The Hey Auri! column is dedicated to answering your questions and providing helpful advice.
How are you able to manage juggling your friendships?
I recently had a falling out with one of my close friends and I am not sure how to handle the situation. I don't want to go into detail about what happened, but to sum it up, I felt like I was wronged by my friend, and my friend felt wronged by me. I also feel like I value the friendship more than my friend does.
Should I just end the friendship? Please give me some advice, I really need it.
Sincerely, No New Friends?
Hey "No New Friends?",
Well, for starters, I am sorry that you and your friend had a falling out.
Juggling friendships is no easy task. Like all relationships, they take work, time, and reciprocity (in my opinion). I'd like to consider myself a good juggler of the relationships in my life. When it comes to friendships, however, I like to give them extra special attention just because friendships are by choice, and a lot of the friends I have made throughout life so far are not conveniently in front of my face all the time. One of my best friends moved to San Francisco for school and in order to juggle sustaining a meaningful relationship with her I often visit her when I have free time, and our text messages are always a mile long.

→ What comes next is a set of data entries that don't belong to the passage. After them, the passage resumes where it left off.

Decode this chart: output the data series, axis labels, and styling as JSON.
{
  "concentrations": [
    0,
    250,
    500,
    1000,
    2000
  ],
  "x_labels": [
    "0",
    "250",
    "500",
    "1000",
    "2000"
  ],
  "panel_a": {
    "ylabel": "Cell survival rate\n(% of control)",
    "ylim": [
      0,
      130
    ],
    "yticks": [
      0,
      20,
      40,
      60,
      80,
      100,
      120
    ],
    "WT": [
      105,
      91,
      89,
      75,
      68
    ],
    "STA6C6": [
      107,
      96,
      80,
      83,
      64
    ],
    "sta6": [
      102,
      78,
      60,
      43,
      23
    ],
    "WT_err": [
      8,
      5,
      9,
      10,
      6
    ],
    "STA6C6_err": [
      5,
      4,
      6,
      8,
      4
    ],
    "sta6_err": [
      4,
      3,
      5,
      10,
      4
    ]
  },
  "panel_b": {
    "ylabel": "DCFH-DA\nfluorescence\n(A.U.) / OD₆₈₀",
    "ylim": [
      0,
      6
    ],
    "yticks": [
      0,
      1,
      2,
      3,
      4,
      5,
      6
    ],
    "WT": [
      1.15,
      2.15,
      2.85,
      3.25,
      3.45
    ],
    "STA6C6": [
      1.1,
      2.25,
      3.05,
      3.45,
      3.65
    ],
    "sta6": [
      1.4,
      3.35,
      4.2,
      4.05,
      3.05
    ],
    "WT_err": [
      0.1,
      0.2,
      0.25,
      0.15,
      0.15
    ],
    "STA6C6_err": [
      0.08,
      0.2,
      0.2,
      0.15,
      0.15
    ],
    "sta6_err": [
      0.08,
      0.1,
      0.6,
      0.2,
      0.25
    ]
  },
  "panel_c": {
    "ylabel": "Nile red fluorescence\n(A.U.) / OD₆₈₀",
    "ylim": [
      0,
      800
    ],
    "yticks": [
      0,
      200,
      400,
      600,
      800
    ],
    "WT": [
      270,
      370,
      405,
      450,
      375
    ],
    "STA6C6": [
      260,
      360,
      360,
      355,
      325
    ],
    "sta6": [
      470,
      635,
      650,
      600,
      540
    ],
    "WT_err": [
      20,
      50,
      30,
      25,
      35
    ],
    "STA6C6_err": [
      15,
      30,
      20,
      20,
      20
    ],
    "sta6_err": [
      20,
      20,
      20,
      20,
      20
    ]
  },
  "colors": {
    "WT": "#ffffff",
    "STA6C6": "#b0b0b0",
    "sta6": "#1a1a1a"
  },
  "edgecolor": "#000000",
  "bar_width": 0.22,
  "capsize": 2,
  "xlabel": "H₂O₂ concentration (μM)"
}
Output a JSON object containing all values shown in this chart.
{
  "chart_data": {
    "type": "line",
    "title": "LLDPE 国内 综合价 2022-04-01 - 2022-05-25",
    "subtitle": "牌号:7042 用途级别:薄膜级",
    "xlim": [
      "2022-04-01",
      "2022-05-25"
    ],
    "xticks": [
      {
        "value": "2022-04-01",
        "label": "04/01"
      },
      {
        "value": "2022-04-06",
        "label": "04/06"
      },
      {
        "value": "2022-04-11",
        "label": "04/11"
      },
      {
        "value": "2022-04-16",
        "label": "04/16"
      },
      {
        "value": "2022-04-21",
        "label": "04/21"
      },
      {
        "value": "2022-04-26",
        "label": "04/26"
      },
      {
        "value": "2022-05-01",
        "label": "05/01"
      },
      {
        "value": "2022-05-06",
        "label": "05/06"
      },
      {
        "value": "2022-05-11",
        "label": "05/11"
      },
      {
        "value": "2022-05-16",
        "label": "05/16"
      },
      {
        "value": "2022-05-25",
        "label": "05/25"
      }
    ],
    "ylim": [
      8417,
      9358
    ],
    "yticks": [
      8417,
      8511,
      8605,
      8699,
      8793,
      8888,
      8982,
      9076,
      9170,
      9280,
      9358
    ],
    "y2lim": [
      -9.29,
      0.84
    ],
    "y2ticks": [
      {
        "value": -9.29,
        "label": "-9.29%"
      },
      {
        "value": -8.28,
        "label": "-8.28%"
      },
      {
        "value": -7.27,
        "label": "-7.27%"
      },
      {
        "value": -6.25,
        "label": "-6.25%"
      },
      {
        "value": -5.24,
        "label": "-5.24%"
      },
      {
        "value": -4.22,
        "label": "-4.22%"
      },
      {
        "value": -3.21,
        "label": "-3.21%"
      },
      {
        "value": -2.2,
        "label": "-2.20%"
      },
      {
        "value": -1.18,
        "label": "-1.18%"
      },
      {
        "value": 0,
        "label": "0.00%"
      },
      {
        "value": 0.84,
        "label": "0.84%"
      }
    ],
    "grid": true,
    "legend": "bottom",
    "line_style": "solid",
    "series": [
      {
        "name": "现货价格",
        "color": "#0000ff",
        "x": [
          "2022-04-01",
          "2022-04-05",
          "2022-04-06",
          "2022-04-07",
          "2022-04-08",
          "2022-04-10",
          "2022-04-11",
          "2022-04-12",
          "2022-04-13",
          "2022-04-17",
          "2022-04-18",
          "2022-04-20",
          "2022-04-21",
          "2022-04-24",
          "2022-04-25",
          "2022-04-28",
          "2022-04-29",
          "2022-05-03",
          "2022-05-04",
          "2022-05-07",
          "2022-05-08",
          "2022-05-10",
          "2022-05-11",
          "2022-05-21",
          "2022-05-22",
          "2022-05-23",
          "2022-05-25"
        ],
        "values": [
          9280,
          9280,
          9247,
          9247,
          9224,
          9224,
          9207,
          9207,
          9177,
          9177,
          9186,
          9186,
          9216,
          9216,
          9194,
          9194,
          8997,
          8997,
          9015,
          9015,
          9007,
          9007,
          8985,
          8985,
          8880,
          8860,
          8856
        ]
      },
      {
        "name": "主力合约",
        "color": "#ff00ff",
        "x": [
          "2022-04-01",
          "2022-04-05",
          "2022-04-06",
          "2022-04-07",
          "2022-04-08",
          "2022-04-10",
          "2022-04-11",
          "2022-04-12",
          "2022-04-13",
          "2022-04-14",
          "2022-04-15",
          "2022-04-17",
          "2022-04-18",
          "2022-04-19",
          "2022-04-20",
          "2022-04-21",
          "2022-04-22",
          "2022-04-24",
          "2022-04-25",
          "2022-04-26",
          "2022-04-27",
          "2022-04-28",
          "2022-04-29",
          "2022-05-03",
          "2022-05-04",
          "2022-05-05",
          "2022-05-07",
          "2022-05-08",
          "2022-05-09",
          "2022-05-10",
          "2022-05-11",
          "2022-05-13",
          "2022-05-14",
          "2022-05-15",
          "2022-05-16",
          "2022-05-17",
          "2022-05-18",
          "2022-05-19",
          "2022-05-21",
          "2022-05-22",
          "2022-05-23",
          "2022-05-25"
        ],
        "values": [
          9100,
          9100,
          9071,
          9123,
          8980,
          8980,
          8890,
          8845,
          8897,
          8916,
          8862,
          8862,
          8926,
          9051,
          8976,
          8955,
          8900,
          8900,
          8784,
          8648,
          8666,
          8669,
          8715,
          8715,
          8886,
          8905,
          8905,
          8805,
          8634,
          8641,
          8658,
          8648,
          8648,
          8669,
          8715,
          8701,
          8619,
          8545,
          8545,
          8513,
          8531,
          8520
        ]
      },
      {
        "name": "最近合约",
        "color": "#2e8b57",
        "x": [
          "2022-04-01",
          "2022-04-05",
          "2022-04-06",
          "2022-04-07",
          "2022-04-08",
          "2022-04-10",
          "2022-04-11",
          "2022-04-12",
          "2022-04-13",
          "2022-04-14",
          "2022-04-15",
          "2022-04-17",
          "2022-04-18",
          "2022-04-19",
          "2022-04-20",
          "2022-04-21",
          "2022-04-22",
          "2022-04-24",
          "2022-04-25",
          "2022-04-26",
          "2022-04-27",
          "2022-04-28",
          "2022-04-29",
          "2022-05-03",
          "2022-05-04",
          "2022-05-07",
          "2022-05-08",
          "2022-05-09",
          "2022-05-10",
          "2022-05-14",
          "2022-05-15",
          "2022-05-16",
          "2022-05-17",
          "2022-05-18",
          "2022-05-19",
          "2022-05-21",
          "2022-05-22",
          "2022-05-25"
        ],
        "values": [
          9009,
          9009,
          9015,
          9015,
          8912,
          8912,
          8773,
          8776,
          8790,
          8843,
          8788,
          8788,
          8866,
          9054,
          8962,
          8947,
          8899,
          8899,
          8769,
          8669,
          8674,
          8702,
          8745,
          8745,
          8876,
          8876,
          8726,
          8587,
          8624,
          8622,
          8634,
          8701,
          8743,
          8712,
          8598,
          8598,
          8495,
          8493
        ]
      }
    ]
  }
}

In regards to your situation though, it isn't all about juggling relationships. You can juggle a million relationships, but you have to be fulfilled in those relationships, which is why I mentioned reciprocity. In my opinion you cannot be selfish in a relationship, you both have to be willing to "do for each other".
Some exercises you can do to gauge whether or not a relationship is serving you or if you are serving it is by taking a blank piece of paper, folding it down the middle, and on one side of the paper you write all the good about the person or relationship, and on the other side you write all the bad, and if the bad out-weighs the good you may want to consider cutting ties. You do not have to feel bad for walking away from a situation (or relationship) that is bad for you or no longer serves you. Sometimes people are in your life for a reason, a season, or a lifetime. Just keep being the best type of friend you know how to be. If the good out-weighs the bad though, you may have a good friend on your hands, and you should really try talking to your friend face to face, so you can voice your concerns and the way you feel, and he/she can do the same.
If you or someone you know needs the advice of a professional, please check out your school's psychology services or counseling office.